Entah apa namanya atau nomenklatur yang pas untuk seorang yang berada di tengah-tengah itu, disebut manusia terlalu prima jenius, namun disebut binatang juga kadang-kadang ada akal dan nuraninya. Betapa perjuangan saat ini begitu berat sekali, ikut mainstream global jadinya berhala, tetap menjaga idealisme akan digempur dunia, kompromi atas keduanya disebut tidak punya pendirian. Zaman dahulu jelas mana pendekar, mana petani, mana negarawan, mana begawan, mana resi, mana empu, kaum sudra, kaum kesatria, kaum waisya, dan brahmana. Semua jelas dan memang ada semacam tingkatan atau level seperti itu, biar pun manusia yang buat tetapi di zaman itu pembagiannya sangat kentara dan terang berikut fungsi dan tugasnya masing-masing.
Agaknya zaman sekarang?

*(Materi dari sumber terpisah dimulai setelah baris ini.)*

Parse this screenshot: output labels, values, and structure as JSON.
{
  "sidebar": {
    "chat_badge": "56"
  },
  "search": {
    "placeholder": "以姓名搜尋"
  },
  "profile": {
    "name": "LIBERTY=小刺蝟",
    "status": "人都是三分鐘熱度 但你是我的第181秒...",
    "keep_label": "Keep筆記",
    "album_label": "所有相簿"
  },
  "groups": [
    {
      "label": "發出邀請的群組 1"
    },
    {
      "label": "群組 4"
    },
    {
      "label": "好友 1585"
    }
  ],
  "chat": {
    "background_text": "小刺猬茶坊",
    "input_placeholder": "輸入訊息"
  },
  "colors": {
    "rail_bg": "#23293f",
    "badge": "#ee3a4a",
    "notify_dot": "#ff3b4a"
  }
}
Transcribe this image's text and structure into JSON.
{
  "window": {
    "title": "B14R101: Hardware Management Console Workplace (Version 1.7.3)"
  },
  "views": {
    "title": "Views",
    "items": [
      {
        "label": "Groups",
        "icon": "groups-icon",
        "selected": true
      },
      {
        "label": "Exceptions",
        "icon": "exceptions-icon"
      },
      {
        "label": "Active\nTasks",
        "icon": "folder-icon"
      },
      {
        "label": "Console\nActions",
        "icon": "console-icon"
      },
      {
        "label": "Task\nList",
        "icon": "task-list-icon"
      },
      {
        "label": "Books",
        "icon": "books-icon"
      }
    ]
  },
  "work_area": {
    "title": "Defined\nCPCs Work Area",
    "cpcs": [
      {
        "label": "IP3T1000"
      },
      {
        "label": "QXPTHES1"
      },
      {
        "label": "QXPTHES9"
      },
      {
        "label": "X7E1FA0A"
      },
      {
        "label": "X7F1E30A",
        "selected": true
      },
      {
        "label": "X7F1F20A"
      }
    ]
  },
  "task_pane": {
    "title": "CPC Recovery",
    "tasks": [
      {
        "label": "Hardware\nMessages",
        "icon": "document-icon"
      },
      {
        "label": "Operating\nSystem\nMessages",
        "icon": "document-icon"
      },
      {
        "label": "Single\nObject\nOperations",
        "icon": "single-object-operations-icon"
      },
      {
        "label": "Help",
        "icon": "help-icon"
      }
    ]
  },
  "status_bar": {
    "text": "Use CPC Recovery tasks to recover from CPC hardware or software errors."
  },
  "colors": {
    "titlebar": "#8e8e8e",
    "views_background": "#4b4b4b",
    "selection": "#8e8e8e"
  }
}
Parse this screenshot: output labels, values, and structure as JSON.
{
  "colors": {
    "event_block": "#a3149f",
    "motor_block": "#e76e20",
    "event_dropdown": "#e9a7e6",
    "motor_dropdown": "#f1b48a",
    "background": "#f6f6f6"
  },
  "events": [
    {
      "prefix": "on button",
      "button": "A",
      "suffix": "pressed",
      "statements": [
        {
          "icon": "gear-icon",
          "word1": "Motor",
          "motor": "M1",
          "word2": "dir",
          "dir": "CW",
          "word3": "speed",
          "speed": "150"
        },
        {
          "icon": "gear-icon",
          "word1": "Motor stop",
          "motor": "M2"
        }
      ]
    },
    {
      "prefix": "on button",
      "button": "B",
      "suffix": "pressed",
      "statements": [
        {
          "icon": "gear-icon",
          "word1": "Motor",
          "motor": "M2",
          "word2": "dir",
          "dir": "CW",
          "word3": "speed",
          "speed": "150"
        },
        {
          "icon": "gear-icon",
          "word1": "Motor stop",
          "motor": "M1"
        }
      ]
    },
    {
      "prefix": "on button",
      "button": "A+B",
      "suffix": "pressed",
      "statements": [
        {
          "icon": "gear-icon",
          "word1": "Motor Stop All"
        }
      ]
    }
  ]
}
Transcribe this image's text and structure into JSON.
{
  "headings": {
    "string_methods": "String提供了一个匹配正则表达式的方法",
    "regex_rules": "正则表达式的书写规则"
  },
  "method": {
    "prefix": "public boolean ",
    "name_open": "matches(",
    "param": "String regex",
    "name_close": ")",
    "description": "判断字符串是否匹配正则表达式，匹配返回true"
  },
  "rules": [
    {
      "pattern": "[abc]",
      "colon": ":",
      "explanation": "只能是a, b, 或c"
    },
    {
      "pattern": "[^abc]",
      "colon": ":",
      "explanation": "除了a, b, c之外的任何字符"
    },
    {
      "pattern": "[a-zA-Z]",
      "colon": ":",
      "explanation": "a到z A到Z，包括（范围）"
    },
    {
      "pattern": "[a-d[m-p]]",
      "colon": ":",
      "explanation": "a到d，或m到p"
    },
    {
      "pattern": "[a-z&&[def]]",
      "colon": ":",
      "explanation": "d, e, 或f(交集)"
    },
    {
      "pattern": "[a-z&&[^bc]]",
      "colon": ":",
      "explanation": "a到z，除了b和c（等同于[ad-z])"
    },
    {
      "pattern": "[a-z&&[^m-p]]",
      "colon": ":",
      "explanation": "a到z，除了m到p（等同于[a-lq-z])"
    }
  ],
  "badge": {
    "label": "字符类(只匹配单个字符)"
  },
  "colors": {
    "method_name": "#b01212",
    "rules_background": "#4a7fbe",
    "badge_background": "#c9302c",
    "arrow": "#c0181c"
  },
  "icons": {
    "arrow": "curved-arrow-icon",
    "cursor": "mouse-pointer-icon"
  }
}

Seperti bunglon semua, tapi hewan itu masihlah lebih baik karena murni untuk bertahan hidup dari predator pemangsa atau menghindari bahaya. Jadi bagaimana untuk tetap mengepal tangan dan mengangkat tinju ke atas kalau-kalau malah disebut radikalis, diam dan bertahan berarti konservatif, berusaha kreatif dihina dan ditekan jiwanya. Semua arah yang mengepung ini bisa jadi apa saja, kita semua adalah gas yang siap jadi air, kadang beku dan menyublim kapan saja, betapa sulitnya hidup kini. Aku merasa di tengah-tengah keadaan yang tidak menentu, aku katakan kepada kawanku aku tidak bisa dikotomi, biar dikata idealis, namun aku juga realistis, jadi aku tidak bisa hidup di salah satu opsi itu. Maka, pemahaman yang ada sekarang hanyalah tetap menjaga kewarasan dalam perjuangan yang konsisten, memang berat, tapi aku membuat pagar hidup untuk tidak kendat atau mati karena kesalahanku sendiri. Itu dulu.